Identity elements, monoids

Suppose \({ ( A , f ) }\) is a semigroup, i.e. that \({ f }\) is an associative binary operation on the set \({ A }\). A member \({ i }\) of \({ A }\) is said to be an identity element if for all \({ x ∈ A }\) we have \[ f ( i , x ) = x \] and \[ f ( x , i ) = x . \] Going back to our earlier examples of associative operations we can see that all but one of them have identity elements.

For the ones which do have an identity element it’s straightforward in each case to see that the given element is indeed an identity. For the minimum the non-existence of an identity is the statement that there is no natural number \({ i }\) such that \[ \min ( i , x ) = x \] and \[ \min ( x , i ) = x \] for all \({ x }\), which is clear because the equations above would fail for \({ x = i + 1 }\).

I’ve referred to an identity rather than the identity above to allow for the possibility that there might be more than one, but in fact this can’t happen. Suppose \({ i }\) and \({ j }\) are identity elements. Then \[ f ( i , j ) = j \] because \({ i }\) is an identity and \[ f ( i , j ) = i \] because \({ j }\) is an identity so \[ i = j . \]

A semigroup with an identity element is called a monoid, so all the semigroups listed above, except for the minimum operation on the natural numbers, are monoids.
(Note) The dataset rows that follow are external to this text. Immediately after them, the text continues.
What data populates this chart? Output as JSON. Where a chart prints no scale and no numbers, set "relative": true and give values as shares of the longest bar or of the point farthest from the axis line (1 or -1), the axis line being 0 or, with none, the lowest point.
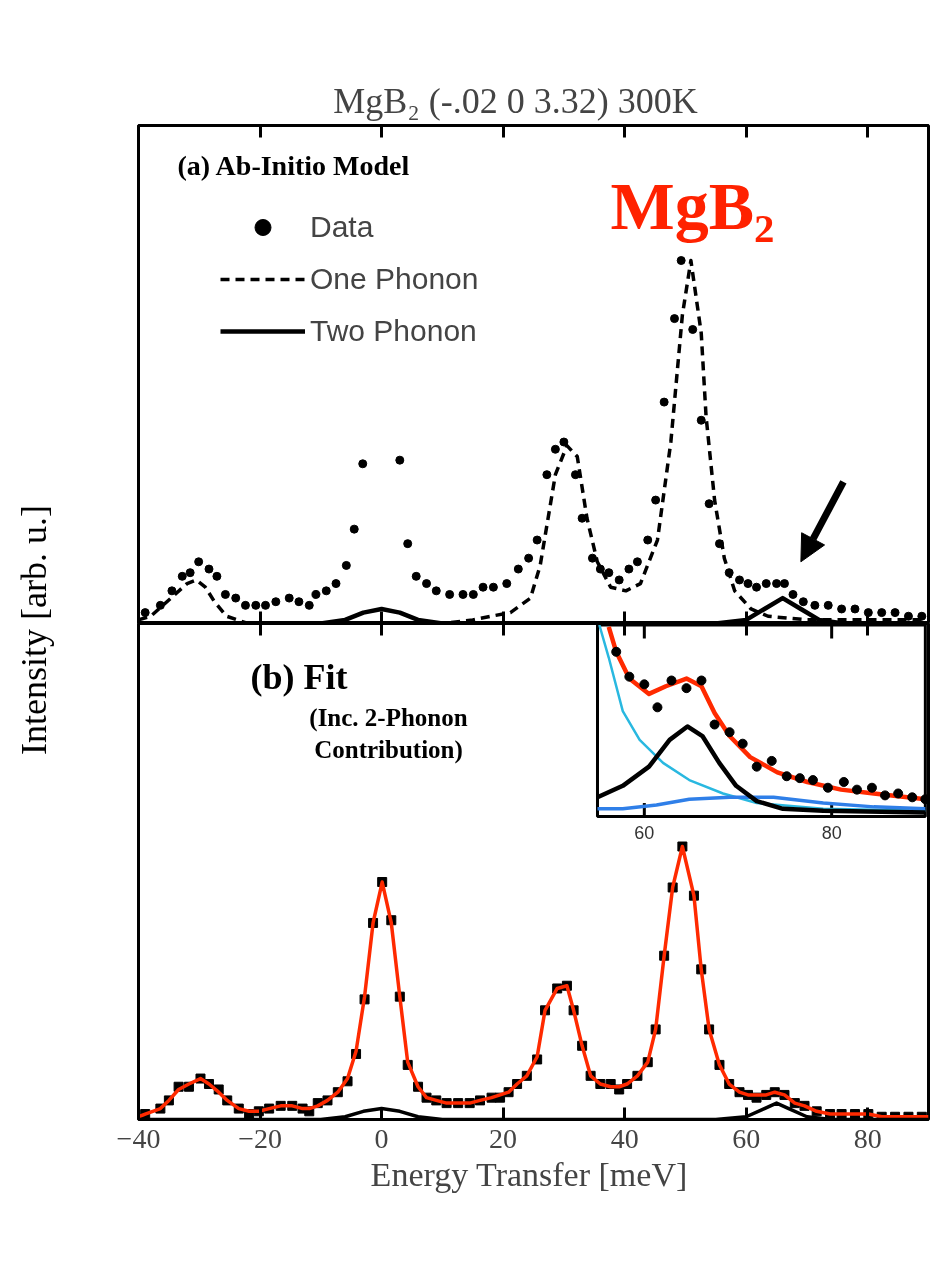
{
  "chart_data": [
    {
      "type": "scatter",
      "title": "MgB₂  (-.02  0  3.32)  300K",
      "ylabel": "Intensity  [arb. u.]",
      "annotations": [
        "(a)  Ab-Initio Model",
        "MgB₂"
      ],
      "relative": true,
      "xlim": [
        -40,
        90
      ],
      "xticks": [
        -40,
        -20,
        0,
        20,
        40,
        60,
        80
      ],
      "tick_labels": false,
      "legend": "top left",
      "series": [
        {
          "name": "Data",
          "marker": "circle",
          "color": "#000000",
          "x": [
            -38.9,
            -36.4,
            -34.5,
            -32.8,
            -31.5,
            -30.1,
            -28.4,
            -27.1,
            -25.7,
            -24.0,
            -22.4,
            -20.7,
            -19.1,
            -17.4,
            -15.2,
            -13.6,
            -11.9,
            -10.8,
            -9.1,
            -7.5,
            -5.8,
            -4.5,
            -3.1,
            3.0,
            4.3,
            5.7,
            7.4,
            9.0,
            11.2,
            13.4,
            15.1,
            16.7,
            18.4,
            20.6,
            22.5,
            24.2,
            25.6,
            27.2,
            28.6,
            30.0,
            31.9,
            33.0,
            34.7,
            36.0,
            37.4,
            39.1,
            40.7,
            42.1,
            43.8,
            45.1,
            46.5,
            48.2,
            49.3,
            51.2,
            52.6,
            53.9,
            55.6,
            57.2,
            58.9,
            60.3,
            61.7,
            63.3,
            65.0,
            66.3,
            67.7,
            69.4,
            71.3,
            73.5,
            75.7,
            77.9,
            80.1,
            82.3,
            84.5,
            86.7,
            88.9
          ],
          "values": [
            0.03,
            0.05,
            0.09,
            0.13,
            0.14,
            0.17,
            0.15,
            0.13,
            0.08,
            0.07,
            0.05,
            0.05,
            0.05,
            0.06,
            0.07,
            0.06,
            0.05,
            0.08,
            0.09,
            0.11,
            0.16,
            0.26,
            0.44,
            0.45,
            0.22,
            0.13,
            0.11,
            0.09,
            0.08,
            0.08,
            0.08,
            0.1,
            0.1,
            0.11,
            0.15,
            0.18,
            0.23,
            0.41,
            0.48,
            0.5,
            0.41,
            0.29,
            0.18,
            0.15,
            0.14,
            0.12,
            0.15,
            0.17,
            0.23,
            0.34,
            0.61,
            0.84,
            1.0,
            0.81,
            0.56,
            0.33,
            0.22,
            0.14,
            0.12,
            0.11,
            0.1,
            0.11,
            0.11,
            0.11,
            0.08,
            0.06,
            0.05,
            0.05,
            0.04,
            0.04,
            0.03,
            0.03,
            0.03,
            0.02,
            0.02
          ]
        },
        {
          "name": "One Phonon",
          "type": "line",
          "line_style": "dashed",
          "color": "#000000",
          "x": [
            -40,
            -38,
            -36,
            -34,
            -32,
            -30.5,
            -29,
            -27.5,
            -25.5,
            -22,
            -10,
            10,
            15,
            18,
            21.2,
            24.5,
            26.1,
            28.6,
            30.5,
            32.2,
            33.8,
            35.5,
            37.7,
            40.2,
            42.6,
            45.4,
            47.6,
            49.5,
            50.9,
            52.6,
            53.4,
            54.8,
            56.4,
            58.1,
            60.8,
            63.6,
            70,
            90
          ],
          "values": [
            0.01,
            0.02,
            0.05,
            0.08,
            0.11,
            0.12,
            0.1,
            0.06,
            0.02,
            0.0,
            0.0,
            0.0,
            0.01,
            0.02,
            0.03,
            0.07,
            0.16,
            0.41,
            0.49,
            0.46,
            0.29,
            0.17,
            0.1,
            0.09,
            0.11,
            0.23,
            0.5,
            0.85,
            1.0,
            0.8,
            0.57,
            0.34,
            0.18,
            0.09,
            0.04,
            0.02,
            0.01,
            0.01
          ]
        },
        {
          "name": "Two Phonon",
          "type": "line",
          "line_style": "solid",
          "color": "#000000",
          "x": [
            -40,
            -10,
            -6,
            -3,
            0,
            3,
            6,
            10,
            55,
            60,
            63,
            66,
            69,
            72,
            76,
            90
          ],
          "values": [
            0,
            0,
            0.01,
            0.03,
            0.04,
            0.03,
            0.01,
            0,
            0,
            0.01,
            0.04,
            0.07,
            0.04,
            0.01,
            0,
            0
          ]
        }
      ]
    },
    {
      "type": "scatter",
      "xlabel": "Energy Transfer  [meV]",
      "annotations": [
        "(b)  Fit",
        "(Inc. 2-Phonon\nContribution)"
      ],
      "relative": true,
      "xlim": [
        -40,
        90
      ],
      "xticks": [
        -40,
        -20,
        0,
        20,
        40,
        60,
        80
      ],
      "tick_labels": "x",
      "series": [
        {
          "marker": "square",
          "color": "#000000",
          "x": [
            -38.9,
            -36.4,
            -35.0,
            -33.4,
            -31.7,
            -29.8,
            -28.4,
            -26.8,
            -25.4,
            -23.5,
            -21.8,
            -20.2,
            -18.5,
            -16.6,
            -14.7,
            -13.0,
            -11.9,
            -10.5,
            -8.9,
            -7.2,
            -5.6,
            -4.2,
            -2.8,
            -1.4,
            0.1,
            1.6,
            3.0,
            4.3,
            6.0,
            7.4,
            9.0,
            10.7,
            12.6,
            14.5,
            16.2,
            18.1,
            19.5,
            20.9,
            22.3,
            23.9,
            25.6,
            26.9,
            28.9,
            30.5,
            31.6,
            33.0,
            34.4,
            36.0,
            37.7,
            39.1,
            40.4,
            42.1,
            43.8,
            45.1,
            46.5,
            47.9,
            49.5,
            51.4,
            52.6,
            53.9,
            55.6,
            57.2,
            58.9,
            60.3,
            61.7,
            63.3,
            64.7,
            66.3,
            68.0,
            69.6,
            71.6,
            73.8,
            75.7,
            77.9,
            80.1,
            82.3,
            84.5,
            86.7,
            88.9
          ],
          "values": [
            0.02,
            0.04,
            0.07,
            0.12,
            0.12,
            0.15,
            0.13,
            0.11,
            0.07,
            0.04,
            0.02,
            0.03,
            0.04,
            0.05,
            0.05,
            0.04,
            0.03,
            0.06,
            0.07,
            0.1,
            0.14,
            0.24,
            0.44,
            0.72,
            0.87,
            0.73,
            0.45,
            0.2,
            0.12,
            0.08,
            0.07,
            0.06,
            0.06,
            0.06,
            0.07,
            0.08,
            0.08,
            0.1,
            0.13,
            0.16,
            0.22,
            0.4,
            0.48,
            0.49,
            0.4,
            0.27,
            0.16,
            0.13,
            0.13,
            0.11,
            0.13,
            0.16,
            0.21,
            0.33,
            0.6,
            0.85,
            1.0,
            0.82,
            0.55,
            0.33,
            0.2,
            0.13,
            0.1,
            0.09,
            0.08,
            0.09,
            0.1,
            0.09,
            0.06,
            0.05,
            0.03,
            0.02,
            0.02,
            0.02,
            0.02,
            0.01,
            0.01,
            0.01,
            0.01
          ]
        },
        {
          "type": "line",
          "color": "#ff2a00",
          "x": [
            -40,
            -38.9,
            -36.4,
            -35.0,
            -33.4,
            -31.7,
            -29.8,
            -28.4,
            -26.8,
            -25.4,
            -23.5,
            -21.8,
            -20.2,
            -18.5,
            -16.6,
            -14.7,
            -13.0,
            -11.9,
            -10.5,
            -8.9,
            -7.2,
            -5.6,
            -4.2,
            -2.8,
            -1.4,
            0.1,
            1.6,
            3.0,
            4.3,
            6.0,
            7.4,
            9.0,
            10.7,
            12.6,
            14.5,
            16.2,
            18.1,
            19.5,
            20.9,
            22.3,
            23.9,
            25.6,
            26.9,
            28.9,
            30.5,
            31.6,
            33.0,
            34.4,
            36.0,
            37.7,
            39.1,
            40.4,
            42.1,
            43.8,
            45.1,
            46.5,
            47.9,
            49.5,
            51.4,
            52.6,
            53.9,
            55.6,
            57.2,
            58.9,
            60.3,
            61.7,
            63.3,
            64.7,
            66.3,
            68.0,
            69.6,
            71.6,
            73.8,
            75.7,
            77.9,
            80.1,
            82.3,
            84.5,
            86.7,
            88.9,
            90
          ],
          "values": [
            0.01,
            0.02,
            0.04,
            0.07,
            0.11,
            0.13,
            0.15,
            0.13,
            0.1,
            0.07,
            0.04,
            0.03,
            0.03,
            0.04,
            0.05,
            0.05,
            0.04,
            0.04,
            0.05,
            0.07,
            0.1,
            0.15,
            0.25,
            0.45,
            0.72,
            0.87,
            0.72,
            0.45,
            0.21,
            0.12,
            0.08,
            0.07,
            0.06,
            0.06,
            0.06,
            0.07,
            0.08,
            0.09,
            0.1,
            0.13,
            0.16,
            0.23,
            0.4,
            0.48,
            0.49,
            0.4,
            0.27,
            0.16,
            0.13,
            0.12,
            0.12,
            0.13,
            0.16,
            0.21,
            0.33,
            0.6,
            0.85,
            1.0,
            0.82,
            0.55,
            0.33,
            0.2,
            0.13,
            0.1,
            0.09,
            0.09,
            0.09,
            0.1,
            0.09,
            0.06,
            0.05,
            0.03,
            0.02,
            0.02,
            0.02,
            0.02,
            0.01,
            0.01,
            0.01,
            0.01,
            0.01
          ]
        },
        {
          "type": "line",
          "color": "#000000",
          "x": [
            -40,
            -10,
            -6,
            -3,
            0,
            3,
            6,
            10,
            55,
            60,
            63,
            65,
            67,
            70,
            74,
            90
          ],
          "values": [
            0,
            0,
            0.01,
            0.03,
            0.04,
            0.03,
            0.01,
            0,
            0,
            0.01,
            0.04,
            0.06,
            0.04,
            0.01,
            0,
            0
          ]
        }
      ]
    },
    {
      "type": "scatter",
      "relative": true,
      "xlim": [
        55,
        90
      ],
      "xticks": [
        60,
        80
      ],
      "series": [
        {
          "type": "line",
          "color": "#29b8e0",
          "x": [
            55.2,
            56.2,
            57.7,
            59.5,
            62.0,
            64.8,
            68.4,
            72.0,
            79.1,
            90
          ],
          "values": [
            1.0,
            0.83,
            0.55,
            0.4,
            0.28,
            0.19,
            0.12,
            0.07,
            0.04,
            0.03
          ]
        },
        {
          "type": "line",
          "color": "#2f7fe8",
          "x": [
            55,
            57.7,
            61.3,
            64.8,
            69.1,
            73.8,
            79.1,
            84.5,
            90
          ],
          "values": [
            0.04,
            0.04,
            0.06,
            0.09,
            0.1,
            0.1,
            0.07,
            0.05,
            0.04
          ]
        },
        {
          "type": "line",
          "color": "#000000",
          "x": [
            55,
            57.7,
            60.5,
            62.7,
            64.6,
            66.2,
            68.0,
            69.8,
            72.0,
            74.8,
            79.1,
            90
          ],
          "values": [
            0.1,
            0.16,
            0.26,
            0.4,
            0.47,
            0.42,
            0.28,
            0.16,
            0.08,
            0.04,
            0.03,
            0.02
          ]
        },
        {
          "type": "line",
          "color": "#ff2a00",
          "x": [
            56.2,
            57.0,
            58.4,
            60.5,
            62.3,
            64.5,
            66.1,
            67.5,
            69.1,
            71.3,
            74.2,
            77.4,
            81.0,
            84.5,
            90.0
          ],
          "values": [
            0.99,
            0.86,
            0.72,
            0.64,
            0.68,
            0.72,
            0.68,
            0.54,
            0.42,
            0.31,
            0.23,
            0.18,
            0.14,
            0.12,
            0.09
          ]
        },
        {
          "marker": "circle",
          "color": "#000000",
          "x": [
            57.0,
            58.4,
            60.0,
            61.4,
            62.9,
            64.5,
            66.1,
            67.5,
            69.1,
            70.5,
            72.0,
            73.6,
            75.2,
            76.6,
            78.0,
            79.6,
            81.3,
            82.7,
            84.3,
            85.7,
            87.1,
            88.6,
            90.0
          ],
          "values": [
            0.86,
            0.73,
            0.69,
            0.57,
            0.71,
            0.67,
            0.71,
            0.48,
            0.44,
            0.38,
            0.26,
            0.29,
            0.21,
            0.2,
            0.19,
            0.15,
            0.18,
            0.14,
            0.15,
            0.11,
            0.12,
            0.1,
            0.09
          ]
        }
      ]
    }
  ]
}
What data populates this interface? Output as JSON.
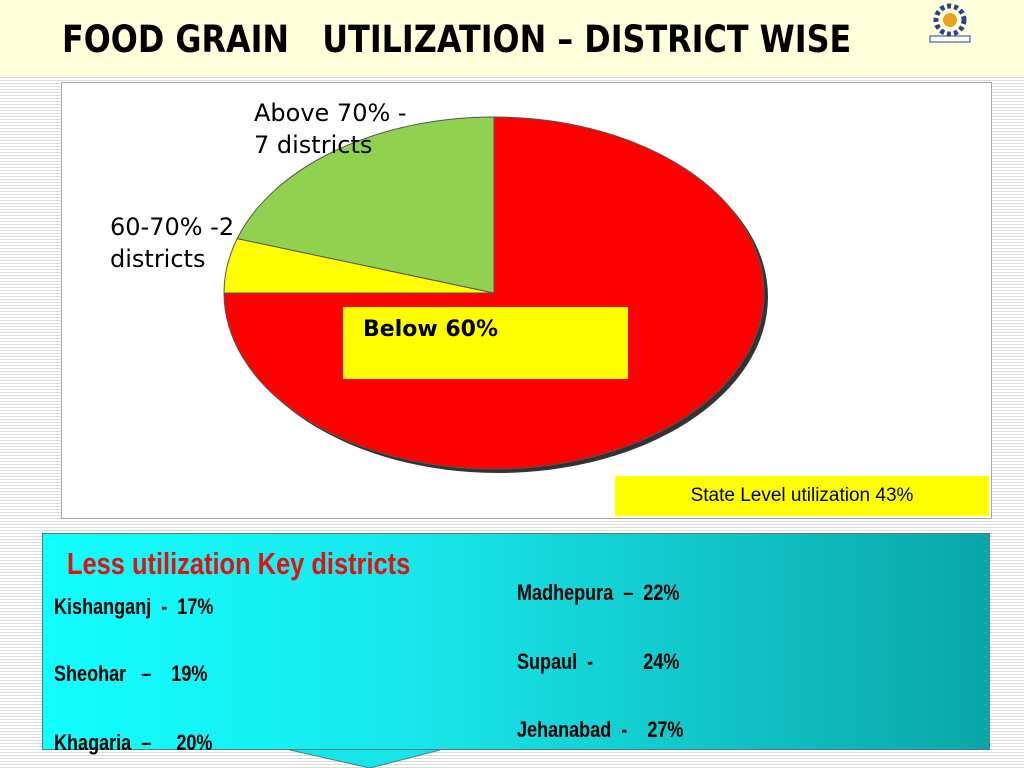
{
  "title": "Food Grain   Utilization – District wise",
  "logo": {
    "icon": "gear-logo-icon"
  },
  "chart_data": {
    "type": "pie",
    "slices": [
      {
        "label": "Below 60%",
        "value": 75,
        "color": "#ff0000"
      },
      {
        "label": "60-70% -2\ndistricts",
        "value": 5,
        "color": "#ffff00"
      },
      {
        "label": "Above 70% -\n7 districts",
        "value": 20,
        "color": "#92d050"
      }
    ]
  },
  "state_level": "State Level utilization 43%",
  "panel": {
    "heading": "Less utilization Key districts",
    "left": [
      "Kishanganj  -  17%",
      "Sheohar   –    19%",
      "Khagaria  –     20%"
    ],
    "right": [
      "Madhepura  –  22%",
      "Supaul  -          24%",
      "Jehanabad  -    27%"
    ]
  }
}
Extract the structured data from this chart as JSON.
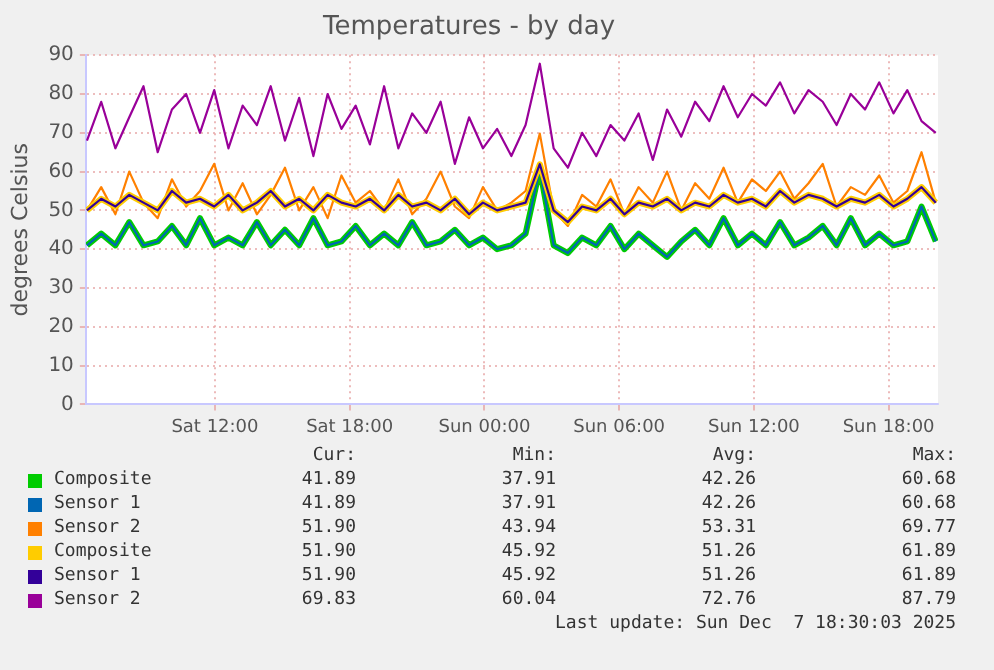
{
  "chart_data": {
    "type": "line",
    "title": "Temperatures - by day",
    "ylabel": "degrees Celsius",
    "x": [
      "2025-12-06T06:18",
      "2025-12-06T06:56",
      "2025-12-06T07:34",
      "2025-12-06T08:11",
      "2025-12-06T08:49",
      "2025-12-06T09:27",
      "2025-12-06T10:05",
      "2025-12-06T10:43",
      "2025-12-06T11:20",
      "2025-12-06T11:58",
      "2025-12-06T12:36",
      "2025-12-06T13:14",
      "2025-12-06T13:52",
      "2025-12-06T14:29",
      "2025-12-06T15:07",
      "2025-12-06T15:45",
      "2025-12-06T16:23",
      "2025-12-06T17:01",
      "2025-12-06T17:38",
      "2025-12-06T18:16",
      "2025-12-06T18:54",
      "2025-12-06T19:32",
      "2025-12-06T20:10",
      "2025-12-06T20:47",
      "2025-12-06T21:25",
      "2025-12-06T22:03",
      "2025-12-06T22:41",
      "2025-12-06T23:19",
      "2025-12-06T23:56",
      "2025-12-07T00:34",
      "2025-12-07T01:12",
      "2025-12-07T01:50",
      "2025-12-07T02:28",
      "2025-12-07T03:05",
      "2025-12-07T03:43",
      "2025-12-07T04:21",
      "2025-12-07T04:59",
      "2025-12-07T05:37",
      "2025-12-07T06:14",
      "2025-12-07T06:52",
      "2025-12-07T07:30",
      "2025-12-07T08:08",
      "2025-12-07T08:46",
      "2025-12-07T09:23",
      "2025-12-07T10:01",
      "2025-12-07T10:39",
      "2025-12-07T11:17",
      "2025-12-07T11:55",
      "2025-12-07T12:32",
      "2025-12-07T13:10",
      "2025-12-07T13:48",
      "2025-12-07T14:26",
      "2025-12-07T15:04",
      "2025-12-07T15:41",
      "2025-12-07T16:19",
      "2025-12-07T16:57",
      "2025-12-07T17:35",
      "2025-12-07T18:13",
      "2025-12-07T18:50",
      "2025-12-07T19:28",
      "2025-12-07T20:06"
    ],
    "xlim": [
      "2025-12-06T06:15",
      "2025-12-07T20:12"
    ],
    "xticks": [
      {
        "value": "2025-12-06T12:00",
        "label": "Sat 12:00"
      },
      {
        "value": "2025-12-06T18:00",
        "label": "Sat 18:00"
      },
      {
        "value": "2025-12-07T00:00",
        "label": "Sun 00:00"
      },
      {
        "value": "2025-12-07T06:00",
        "label": "Sun 06:00"
      },
      {
        "value": "2025-12-07T12:00",
        "label": "Sun 12:00"
      },
      {
        "value": "2025-12-07T18:00",
        "label": "Sun 18:00"
      }
    ],
    "ylim": [
      0,
      90
    ],
    "yticks": [
      0,
      10,
      20,
      30,
      40,
      50,
      60,
      70,
      80,
      90
    ],
    "grid": true,
    "legend": "bottom",
    "marker": "none",
    "line_style": "solid",
    "series": [
      {
        "name": "Composite",
        "color": "#00cc00",
        "values": [
          41,
          44,
          41,
          47,
          41,
          42,
          46,
          41,
          48,
          41,
          43,
          41,
          47,
          41,
          45,
          41,
          48,
          41,
          42,
          46,
          41,
          44,
          41,
          47,
          41,
          42,
          45,
          41,
          43,
          40,
          41,
          44,
          60.7,
          41,
          39,
          43,
          41,
          46,
          40,
          44,
          41,
          38,
          42,
          45,
          41,
          48,
          41,
          44,
          41,
          47,
          41,
          43,
          46,
          41,
          48,
          41,
          44,
          41,
          42,
          51,
          42
        ]
      },
      {
        "name": "Sensor 1",
        "color": "#0066b3",
        "values": [
          41,
          44,
          41,
          47,
          41,
          42,
          46,
          41,
          48,
          41,
          43,
          41,
          47,
          41,
          45,
          41,
          48,
          41,
          42,
          46,
          41,
          44,
          41,
          47,
          41,
          42,
          45,
          41,
          43,
          40,
          41,
          44,
          60.7,
          41,
          39,
          43,
          41,
          46,
          40,
          44,
          41,
          38,
          42,
          45,
          41,
          48,
          41,
          44,
          41,
          47,
          41,
          43,
          46,
          41,
          48,
          41,
          44,
          41,
          42,
          51,
          42
        ]
      },
      {
        "name": "Sensor 2",
        "color": "#ff8000",
        "values": [
          50,
          56,
          49,
          60,
          52,
          48,
          58,
          51,
          55,
          62,
          50,
          57,
          49,
          54,
          61,
          50,
          56,
          48,
          59,
          52,
          55,
          50,
          58,
          49,
          53,
          60,
          51,
          48,
          56,
          50,
          52,
          55,
          69.8,
          50,
          46,
          54,
          51,
          58,
          49,
          56,
          52,
          60,
          50,
          57,
          53,
          61,
          52,
          58,
          55,
          60,
          53,
          57,
          62,
          51,
          56,
          54,
          59,
          52,
          55,
          65,
          52
        ]
      },
      {
        "name": "Composite",
        "color": "#ffcc00",
        "values": [
          50,
          53,
          51,
          54,
          52,
          50,
          55,
          52,
          53,
          51,
          54,
          50,
          52,
          55,
          51,
          53,
          50,
          54,
          52,
          51,
          53,
          50,
          54,
          51,
          52,
          50,
          53,
          49,
          52,
          50,
          51,
          52,
          61.9,
          50,
          47,
          51,
          50,
          53,
          49,
          52,
          51,
          53,
          50,
          52,
          51,
          54,
          52,
          53,
          51,
          55,
          52,
          54,
          53,
          51,
          53,
          52,
          54,
          51,
          53,
          56,
          52
        ]
      },
      {
        "name": "Sensor 1",
        "color": "#330099",
        "values": [
          50,
          53,
          51,
          54,
          52,
          50,
          55,
          52,
          53,
          51,
          54,
          50,
          52,
          55,
          51,
          53,
          50,
          54,
          52,
          51,
          53,
          50,
          54,
          51,
          52,
          50,
          53,
          49,
          52,
          50,
          51,
          52,
          61.9,
          50,
          47,
          51,
          50,
          53,
          49,
          52,
          51,
          53,
          50,
          52,
          51,
          54,
          52,
          53,
          51,
          55,
          52,
          54,
          53,
          51,
          53,
          52,
          54,
          51,
          53,
          56,
          52
        ]
      },
      {
        "name": "Sensor 2",
        "color": "#990099",
        "values": [
          68,
          78,
          66,
          74,
          82,
          65,
          76,
          80,
          70,
          81,
          66,
          77,
          72,
          82,
          68,
          79,
          64,
          80,
          71,
          77,
          67,
          82,
          66,
          75,
          70,
          78,
          62,
          74,
          66,
          71,
          64,
          72,
          87.8,
          66,
          61,
          70,
          64,
          72,
          68,
          75,
          63,
          76,
          69,
          78,
          73,
          82,
          74,
          80,
          77,
          83,
          75,
          81,
          78,
          72,
          80,
          76,
          83,
          75,
          81,
          73,
          70
        ]
      }
    ],
    "annotations": [
      "Cur:",
      "Min:",
      "Avg:",
      "Max:",
      "41.89",
      "37.91",
      "42.26",
      "60.68",
      "41.89",
      "37.91",
      "42.26",
      "60.68",
      "51.90",
      "43.94",
      "53.31",
      "69.77",
      "51.90",
      "45.92",
      "51.26",
      "61.89",
      "51.90",
      "45.92",
      "51.26",
      "61.89",
      "69.83",
      "60.04",
      "72.76",
      "87.79",
      "Last update: Sun Dec  7 18:30:03 2025"
    ]
  }
}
A subsemigroup of a monoid which contains the identity element is also a monoid, with the operation being the restriction of the original operation and the identity being the identity from the larger monoid. The subsemigroup is then called a submonoid. The set of even natural numbers, considered earlier as a subsemigroup of the natural numbers, is a submonoid. Not all subsemigroups of a monoid are submonoids though.

Another example of a monoid is what’s called the bicyclic semigroup. The set in this case is the set \({ N ^ 2 }\) of ordered pairs of natural numbers and the binary operation is \[ f ( ( a , b ) , ( c , d ) ) = ( a + c - \min ( b , c ) , b + d - \min ( b , c ) ) . \] I will skip the straightforward but tedious verification that this operation is associative and therefore that this is a semigroup. It is not commutative since \[ f ( ( 0 , 1 ) , ( 1 , 0 ) ) = ( 0 , 0 ) \] while \[ f ( ( 1 , 0 ) , ( 0 , 1 ) ) = ( 1 , 1 ) . \] We have \[ f ( ( 0 , 0 ) , ( x , y ) ) = ( x , y ) \] and \[ f ( ( x , y ) , ( 0 , 0 ) ) = ( x , y ) \] for all \({ ( x , y ) }\) so \({ ( 0 , 0 ) }\) is an identity element. This is therefore not just a semigroup but a monoid. It would make more sense therefore to refer to it as the bicyclic monoid, but for historical reasons it is referred to as the bicyclic semigroup. That name isn’t wrong, since it is a semigroup, but it’s imprecise.